HiGS is particularly valuable at low step counts and low CFG scales where standard sampling typically fails.
Frequency domain filtering (DCT) is the critical "safety layer" that makes the method stable by preventing interference with low-frequency color components.
HiGS is complementary to distilled models: it successfully enhanced SDXL-Flash and SDXL-Lightning performance.

Highlights & Insights¶

Repurposing History: HiGS cleverly uses "historical predictions" as a free "weak model." It bypasses the need for training a separate bad model or making additional forward passes.
Theoretical Grounding: By linking Euler sampling to gradient descent on energy functions, the residual becomes a form of momentum-based variance reduction.
Deployment-Friendly: Since it requires no new weights or extra denoiser calls, it is highly suitable for integration into existing commercial inference pipelines.

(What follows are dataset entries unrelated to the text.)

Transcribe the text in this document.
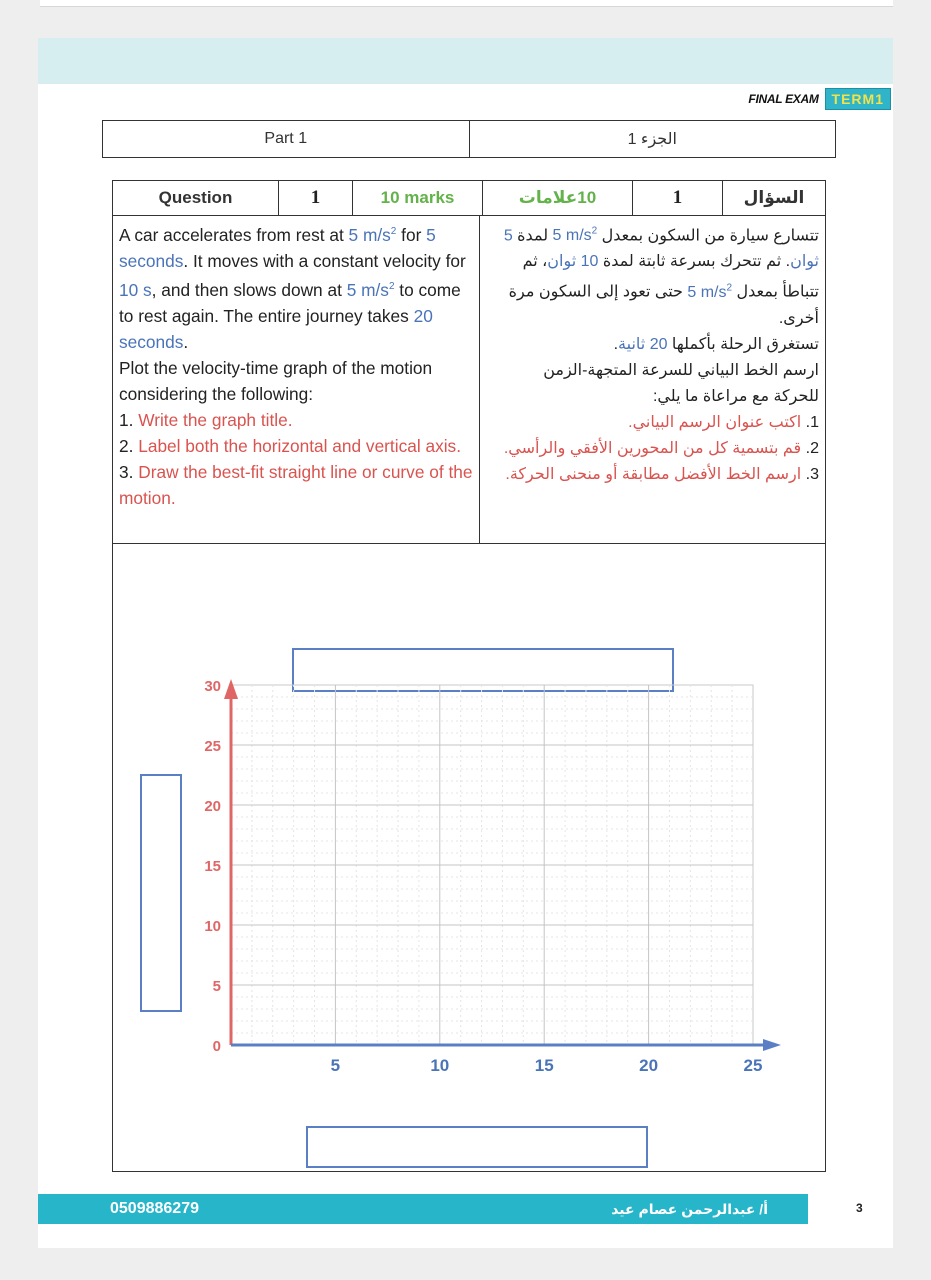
FINAL EXAM TERM1
Part 1	الجزء 1
Question	1	10 marks	10علامات	1	السؤال
A car accelerates from rest at 5 $m/s^2$ for 5 seconds. It moves with a constant velocity for 10 s, and then slows down at 5 $m/s^2$ to come to rest again. The entire journey takes 20 seconds.
Plot the velocity-time graph of the motion considering the following:
1. Write the graph title.
2. Label both the horizontal and vertical axis.
3. Draw the best-fit straight line or curve of the motion.
تتسارع سيارة من السكون بمعدل 5 $m/s^2$ لمدة 5 ثوان. ثم تتحرك بسرعة ثابتة لمدة 10 ثوان، ثم تتباطأ بمعدل 5 $m/s^2$ حتى تعود إلى السكون مرة أخرى.
تستغرق الرحلة بأكملها 20 ثانية.
ارسم الخط البياني للسرعة المتجهة-الزمن للحركة مع مراعاة ما يلي:
1. اكتب عنوان الرسم البياني.
2. قم بتسمية كل من المحورين الأفقي والرأسي.
3. ارسم الخط الأفضل مطابقة أو منحنى الحركة.
5	10	15	20	25
5
10
15
20
25
30
0
0509886279	أ/ عبدالرحمن عصام عيد	3
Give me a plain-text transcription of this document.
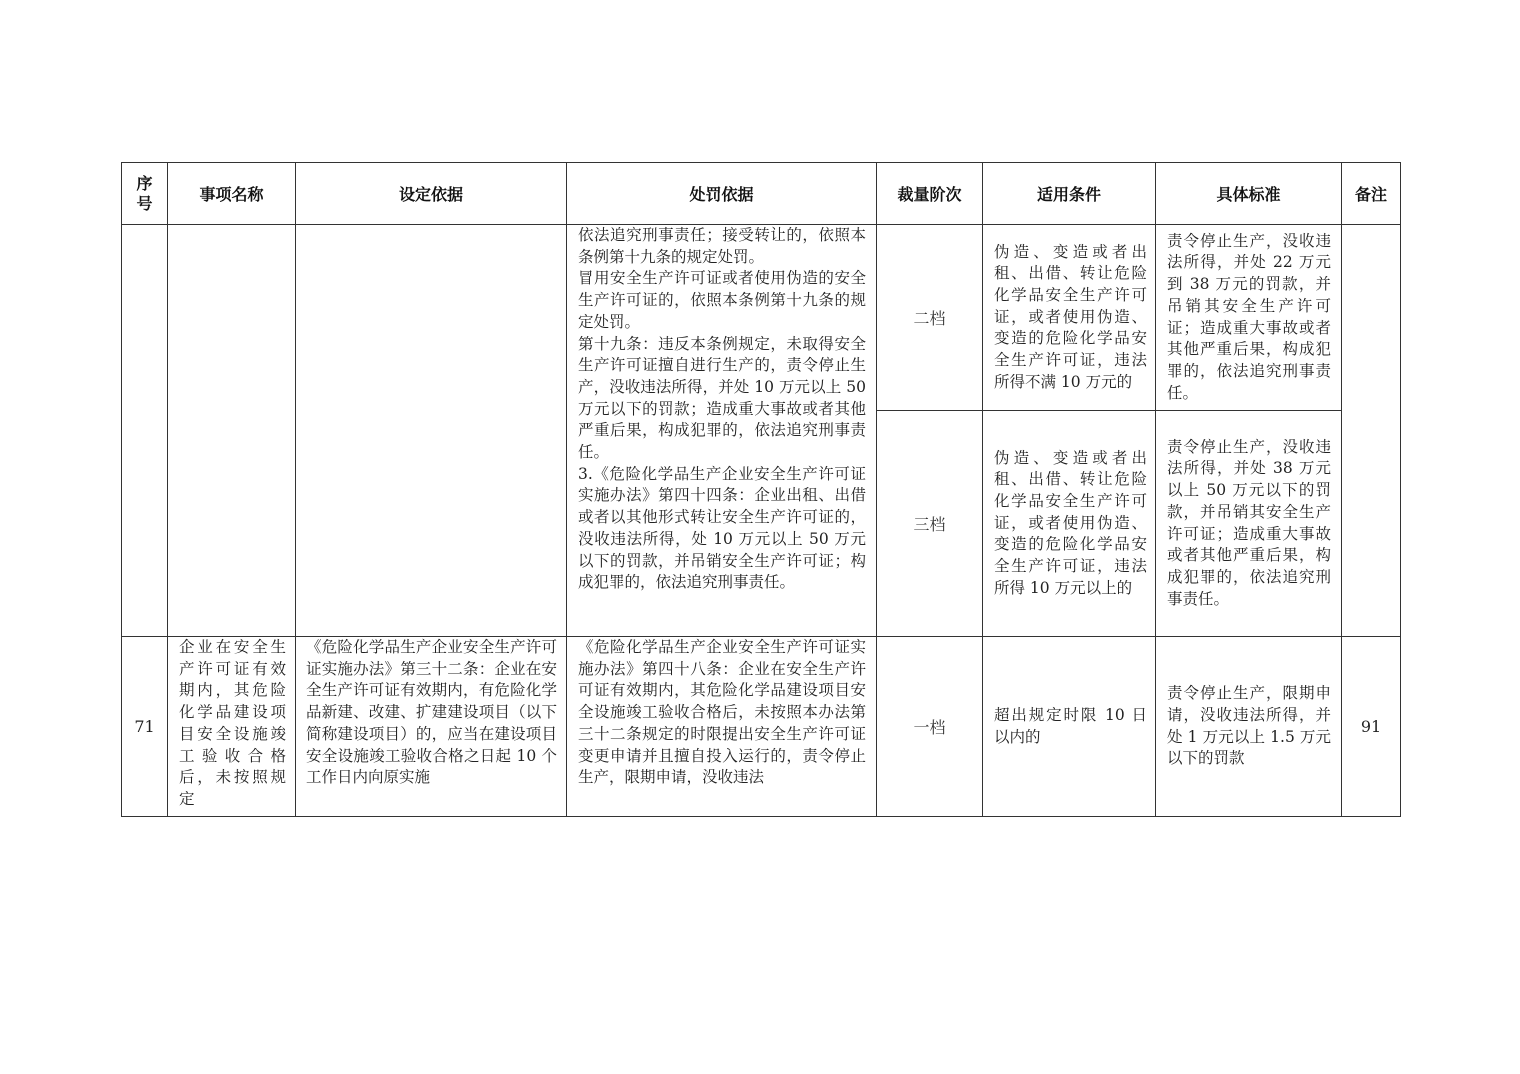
序号	事项名称	设定依据	处罚依据	裁量阶次	适用条件	具体标准	备注
			依法追究刑事责任；接受转让的，依照本条例第十九条的规定处罚。
冒用安全生产许可证或者使用伪造的安全生产许可证的，依照本条例第十九条的规定处罚。
第十九条：违反本条例规定，未取得安全生产许可证擅自进行生产的，责令停止生产，没收违法所得，并处 10 万元以上 50 万元以下的罚款；造成重大事故或者其他严重后果，构成犯罪的，依法追究刑事责任。
3.《危险化学品生产企业安全生产许可证实施办法》第四十四条：企业出租、出借或者以其他形式转让安全生产许可证的，没收违法所得，处 10 万元以上 50 万元以下的罚款，并吊销安全生产许可证；构成犯罪的，依法追究刑事责任。	二档	伪造、变造或者出租、出借、转让危险化学品安全生产许可证，或者使用伪造、变造的危险化学品安全生产许可证，违法所得不满 10 万元的	责令停止生产，没收违法所得，并处 22 万元到 38 万元的罚款，并吊销其安全生产许可证；造成重大事故或者其他严重后果，构成犯罪的，依法追究刑事责任。	

				三档	伪造、变造或者出租、出借、转让危险化学品安全生产许可证，或者使用伪造、变造的危险化学品安全生产许可证，违法所得 10 万元以上的	责令停止生产，没收违法所得，并处 38 万元以上 50 万元以下的罚款，并吊销其安全生产许可证；造成重大事故或者其他严重后果，构成犯罪的，依法追究刑事责任。	

71	企业在安全生产许可证有效期内，其危险化学品建设项目安全设施竣工验收合格后，未按照规定	《危险化学品生产企业安全生产许可证实施办法》第三十二条：企业在安全生产许可证有效期内，有危险化学品新建、改建、扩建建设项目（以下简称建设项目）的，应当在建设项目安全设施竣工验收合格之日起 10 个工作日内向原实施	《危险化学品生产企业安全生产许可证实施办法》第四十八条：企业在安全生产许可证有效期内，其危险化学品建设项目安全设施竣工验收合格后，未按照本办法第三十二条规定的时限提出安全生产许可证变更申请并且擅自投入运行的，责令停止生产，限期申请，没收违法	一档	超出规定时限 10 日以内的	责令停止生产，限期申请，没收违法所得，并处 1 万元以上 1.5 万元以下的罚款	91
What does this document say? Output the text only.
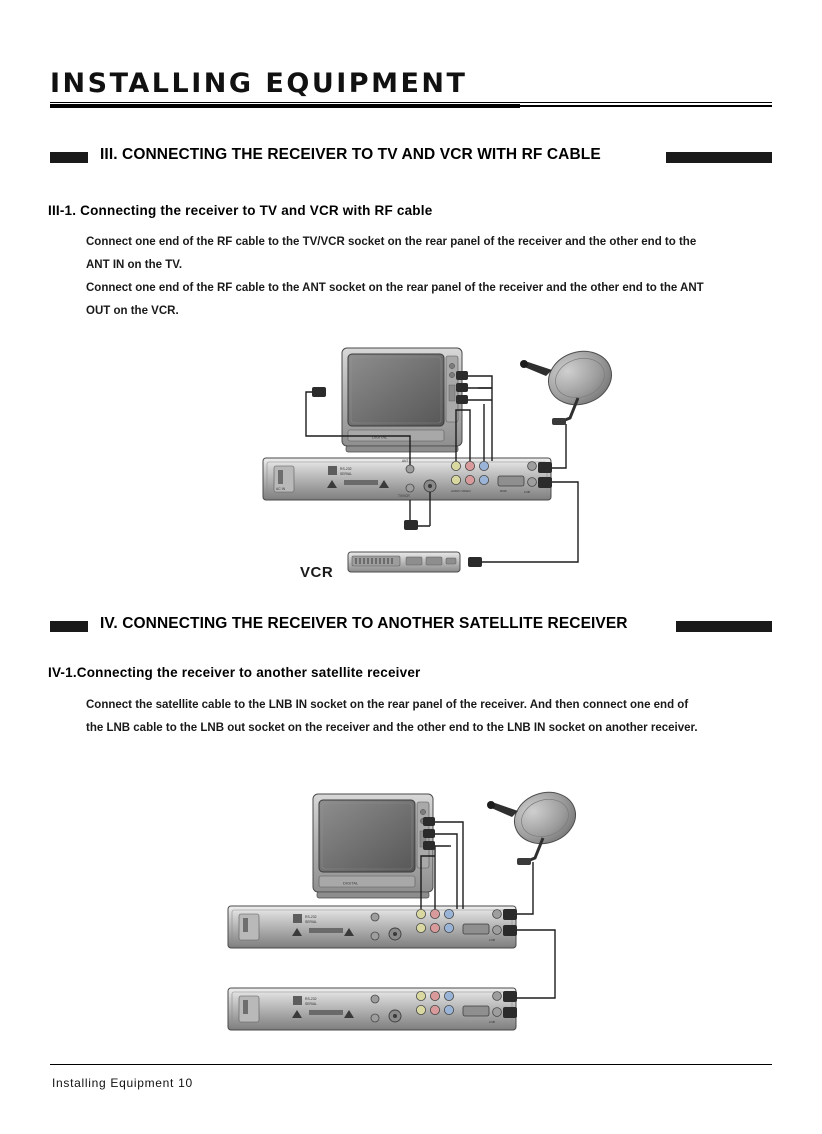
INSTALLING EQUIPMENT
III. CONNECTING THE RECEIVER TO TV AND VCR WITH RF CABLE
III-1. Connecting the receiver to TV and VCR with RF cable

Connect one end of the RF cable to the TV/VCR socket on the rear panel of the receiver and the other end to the ANT IN on the TV.

Connect one end of the RF cable to the ANT socket on the rear panel of the receiver and the other end to the ANT OUT on the VCR.

DIGITAL
AC IN
RS-232
SERIAL
ANT
TV/VCR
AUDIO VIDEO	RGB	LNB
VCR
IV. CONNECTING THE RECEIVER TO ANOTHER SATELLITE RECEIVER
IV-1.Connecting the receiver to another satellite receiver

Connect the satellite cable to the LNB IN socket on the rear panel of the receiver. And then connect one end of the LNB cable to the LNB out socket on the receiver and the other end to the LNB IN socket on another receiver.

DIGITAL
RS-232
SERIAL
LNB
RS-232
SERIAL
LNB
Installing Equipment 10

Limitations & Future Work¶

Residual Bias: HiGS still inherits the biases and safety risks of the underlying base model.
Hyperparameter Sensitivity: The method introduces several parameters (\(w_{HiGS}\), \(t_{min}\), \(t_{max}\), etc.); while the paper provides stable ranges, tuning may be required for specific resolutions or domains.
Domain Expansion: Future work should investigate whether this stability holds for video, 3D, or audio generation, where temporal consistency is critical.

vs CFG: Unlike CFG, which can cause saturation at high scales, HiGS provides structural and detail enhancement and can be used to improve quality at lower CFG scales.
vs Samplers (DPM-Solver, etc.): While solvers optimize numerical ODE/SDE integration, HiGS acts as a model-level correction that can be layered on top of any solver.
vs Distillation: HiGS is a zero-cost addition that can further improve already distilled models.
Insight: Inference trajectories contain untapped data. Future research could extend the use of "historical states" to cross-step attention or frequency-domain evolution.

Rating¶

Novelty: ⭐⭐⭐⭐ Residual historical prediction is an intuitive yet effective idea properly combined with momentum and frequency filtering.
Experimental Thoroughness: ⭐⭐⭐⭐⭐ Covers a wide range of models, steps, and metrics, including thorough ablations.
Writing Quality: ⭐⭐⭐⭐ Very clear overall; equations and implementation details are well-documented.
Value: ⭐⭐⭐⭐⭐ Training-free, low-overhead, and easy to deploy, making it highly valuable for real-world applications.